Inwestycje w technologię dronów
Podczas programu Sikorski zwrócił uwagę na innowacje w przemyśle zbrojeniowym, chwaląc Ukrainę za intensywną produkcję dronów. Ukraina, jak wskazał, w zeszłym roku wyprodukowała 1,5 miliona dronów, a w tym roku planuje zwiększyć tę liczbę do 4,5 miliona.
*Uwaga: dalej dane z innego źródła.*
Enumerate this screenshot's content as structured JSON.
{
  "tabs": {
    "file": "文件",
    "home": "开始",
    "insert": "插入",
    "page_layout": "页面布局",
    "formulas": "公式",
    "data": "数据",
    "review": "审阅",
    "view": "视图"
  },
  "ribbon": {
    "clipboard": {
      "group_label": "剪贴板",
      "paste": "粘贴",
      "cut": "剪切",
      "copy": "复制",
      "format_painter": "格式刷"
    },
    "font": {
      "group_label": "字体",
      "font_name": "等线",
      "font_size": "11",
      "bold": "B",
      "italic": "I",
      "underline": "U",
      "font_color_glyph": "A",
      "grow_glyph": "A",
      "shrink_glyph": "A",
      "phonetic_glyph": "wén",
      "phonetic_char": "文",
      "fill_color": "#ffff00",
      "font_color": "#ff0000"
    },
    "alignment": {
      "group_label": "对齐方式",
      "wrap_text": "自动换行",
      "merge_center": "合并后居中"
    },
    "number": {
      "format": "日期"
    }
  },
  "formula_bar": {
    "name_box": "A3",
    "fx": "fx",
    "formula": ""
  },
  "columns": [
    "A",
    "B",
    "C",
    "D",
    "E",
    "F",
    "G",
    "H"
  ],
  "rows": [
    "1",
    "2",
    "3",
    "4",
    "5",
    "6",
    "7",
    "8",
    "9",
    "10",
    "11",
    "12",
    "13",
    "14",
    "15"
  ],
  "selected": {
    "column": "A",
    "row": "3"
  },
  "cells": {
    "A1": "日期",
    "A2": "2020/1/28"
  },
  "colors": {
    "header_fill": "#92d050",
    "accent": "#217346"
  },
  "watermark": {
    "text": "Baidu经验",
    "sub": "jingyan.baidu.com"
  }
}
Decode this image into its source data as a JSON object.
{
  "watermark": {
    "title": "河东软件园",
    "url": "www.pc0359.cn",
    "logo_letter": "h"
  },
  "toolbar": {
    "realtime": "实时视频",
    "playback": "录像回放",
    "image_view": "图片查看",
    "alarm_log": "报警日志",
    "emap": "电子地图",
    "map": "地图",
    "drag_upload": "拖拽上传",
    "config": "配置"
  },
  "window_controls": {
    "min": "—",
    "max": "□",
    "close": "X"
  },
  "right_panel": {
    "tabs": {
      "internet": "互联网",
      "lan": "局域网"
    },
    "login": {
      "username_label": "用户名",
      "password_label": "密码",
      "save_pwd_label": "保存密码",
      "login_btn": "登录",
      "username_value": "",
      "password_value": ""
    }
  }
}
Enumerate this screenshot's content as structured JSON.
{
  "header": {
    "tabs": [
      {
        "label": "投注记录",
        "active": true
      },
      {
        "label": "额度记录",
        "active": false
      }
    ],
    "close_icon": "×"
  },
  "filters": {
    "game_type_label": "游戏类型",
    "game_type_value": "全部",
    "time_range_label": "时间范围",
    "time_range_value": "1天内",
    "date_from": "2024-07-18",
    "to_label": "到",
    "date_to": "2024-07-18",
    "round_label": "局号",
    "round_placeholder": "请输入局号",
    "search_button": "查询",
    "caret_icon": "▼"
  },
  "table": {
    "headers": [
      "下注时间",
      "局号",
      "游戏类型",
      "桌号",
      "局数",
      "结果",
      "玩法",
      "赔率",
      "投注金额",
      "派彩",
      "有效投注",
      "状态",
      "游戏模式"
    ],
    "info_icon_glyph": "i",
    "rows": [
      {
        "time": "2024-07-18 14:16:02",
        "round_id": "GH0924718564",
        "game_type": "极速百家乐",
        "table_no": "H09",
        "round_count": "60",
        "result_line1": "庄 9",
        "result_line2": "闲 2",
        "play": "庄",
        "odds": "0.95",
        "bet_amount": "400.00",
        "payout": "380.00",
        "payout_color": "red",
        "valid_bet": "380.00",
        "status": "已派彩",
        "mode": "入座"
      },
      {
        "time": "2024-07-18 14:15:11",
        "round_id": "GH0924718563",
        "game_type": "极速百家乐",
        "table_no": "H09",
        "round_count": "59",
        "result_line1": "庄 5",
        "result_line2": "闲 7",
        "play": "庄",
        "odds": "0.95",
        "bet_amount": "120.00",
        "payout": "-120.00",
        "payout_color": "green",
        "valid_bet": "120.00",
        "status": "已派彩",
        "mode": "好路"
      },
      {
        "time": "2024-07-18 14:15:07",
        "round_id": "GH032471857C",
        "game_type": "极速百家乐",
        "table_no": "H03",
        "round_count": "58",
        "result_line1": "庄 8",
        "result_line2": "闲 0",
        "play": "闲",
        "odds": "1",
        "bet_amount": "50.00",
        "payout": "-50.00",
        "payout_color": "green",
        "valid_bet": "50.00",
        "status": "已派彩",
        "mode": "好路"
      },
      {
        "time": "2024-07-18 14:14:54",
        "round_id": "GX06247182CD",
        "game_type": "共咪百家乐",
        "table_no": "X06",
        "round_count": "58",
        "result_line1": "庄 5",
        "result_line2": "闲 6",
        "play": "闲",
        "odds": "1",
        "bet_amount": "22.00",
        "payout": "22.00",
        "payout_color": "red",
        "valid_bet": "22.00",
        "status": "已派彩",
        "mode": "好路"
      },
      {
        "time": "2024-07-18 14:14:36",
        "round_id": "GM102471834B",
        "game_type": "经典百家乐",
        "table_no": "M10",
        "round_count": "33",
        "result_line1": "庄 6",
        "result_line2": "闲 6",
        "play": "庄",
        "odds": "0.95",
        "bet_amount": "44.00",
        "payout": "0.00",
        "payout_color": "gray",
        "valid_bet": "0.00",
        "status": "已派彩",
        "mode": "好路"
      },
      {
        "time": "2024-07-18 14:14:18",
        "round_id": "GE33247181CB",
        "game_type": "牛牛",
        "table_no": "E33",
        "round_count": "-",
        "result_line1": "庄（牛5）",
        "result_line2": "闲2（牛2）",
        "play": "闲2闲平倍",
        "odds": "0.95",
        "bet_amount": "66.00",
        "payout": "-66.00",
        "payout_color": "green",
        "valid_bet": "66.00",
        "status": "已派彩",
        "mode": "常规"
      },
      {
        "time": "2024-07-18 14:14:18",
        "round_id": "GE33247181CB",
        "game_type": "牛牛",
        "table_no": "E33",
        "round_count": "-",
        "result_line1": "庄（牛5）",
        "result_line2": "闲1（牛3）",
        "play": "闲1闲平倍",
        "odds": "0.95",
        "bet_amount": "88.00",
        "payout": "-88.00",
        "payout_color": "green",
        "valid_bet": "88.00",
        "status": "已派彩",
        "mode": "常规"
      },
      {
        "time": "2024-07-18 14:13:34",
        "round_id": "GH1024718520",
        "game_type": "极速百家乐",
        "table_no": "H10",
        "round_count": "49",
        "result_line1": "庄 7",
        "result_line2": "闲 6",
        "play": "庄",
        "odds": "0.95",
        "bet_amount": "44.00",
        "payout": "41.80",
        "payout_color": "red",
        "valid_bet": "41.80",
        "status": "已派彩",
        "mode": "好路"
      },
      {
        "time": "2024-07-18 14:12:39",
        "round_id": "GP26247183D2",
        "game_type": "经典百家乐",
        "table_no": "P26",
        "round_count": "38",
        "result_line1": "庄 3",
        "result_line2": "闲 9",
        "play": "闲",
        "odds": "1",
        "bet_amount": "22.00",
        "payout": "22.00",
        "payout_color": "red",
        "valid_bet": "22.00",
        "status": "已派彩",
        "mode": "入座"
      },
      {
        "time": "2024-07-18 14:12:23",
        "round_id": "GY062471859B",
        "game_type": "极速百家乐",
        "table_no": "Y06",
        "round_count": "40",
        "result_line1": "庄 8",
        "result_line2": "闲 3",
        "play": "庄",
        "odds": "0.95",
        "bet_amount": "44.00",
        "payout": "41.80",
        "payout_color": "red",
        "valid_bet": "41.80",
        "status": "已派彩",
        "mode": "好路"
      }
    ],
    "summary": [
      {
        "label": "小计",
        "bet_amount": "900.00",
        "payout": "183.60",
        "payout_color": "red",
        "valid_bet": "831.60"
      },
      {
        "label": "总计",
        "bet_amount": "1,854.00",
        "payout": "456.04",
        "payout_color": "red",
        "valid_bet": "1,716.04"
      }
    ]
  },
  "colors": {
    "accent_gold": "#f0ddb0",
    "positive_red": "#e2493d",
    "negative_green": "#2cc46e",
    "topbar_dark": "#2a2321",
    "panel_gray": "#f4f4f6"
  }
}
Minister wyraził nadzieję na rozwój podobnych technologii w Polsce, szczególnie w regionie Podkarpacia, który mógłby stać się „doliną dronów”.
Perspektywy rozwoju gospodarczego Polski
W odniesieniu do konferencji prasowej premiera Donalda Tuska, Sikorski podkreślił znaczenie przedstawionego planu gospodarczego, obejmującego kluczowe inwestycje. Premier przedstawił projekt nazywany „Rokiem przełomu dla Polski”, który w ocenie Sikorskiego, wyznacza kierunek rozwoju kraju do końca dekady.
Prowadzący przypomnieli słowa Jarosława Kaczyńskiego, który wyraził sceptycyzm wobec zaproponowanej przez Tuska kwoty inwestycji, oceniając ją jako adekwatną dla jednego województwa. Sikorski z kolei podkreślił, że 650 mld zł to znaczna suma, która może przynieść wiele korzyści.
Zielony Ład i wyzwania infrastrukturalne
Minister Sikorski odniósł się również do realizacji strategii Zielonego Ładu w Polsce, zwracając uwagę na zgłaszane przez wyborców obawy, że jej elementy mogą być zbyt ambitne. Wskazał na potencjalne trudności w rozwoju elektromobilności, podkreślając konieczność rozbudowy infrastruktury, zwłaszcza na autostradach.
Zdaniem Sikorskiego, Europa popełniła błąd nie realizując projektu wydobycia gazu łupkowego, który obecnie importowany jest ze Stanów Zjednoczonych. Podkreślił, że to nasza „europejska porażka”, sugerując, że można było zrealizować te przedsięwzięcia na własnym terenie.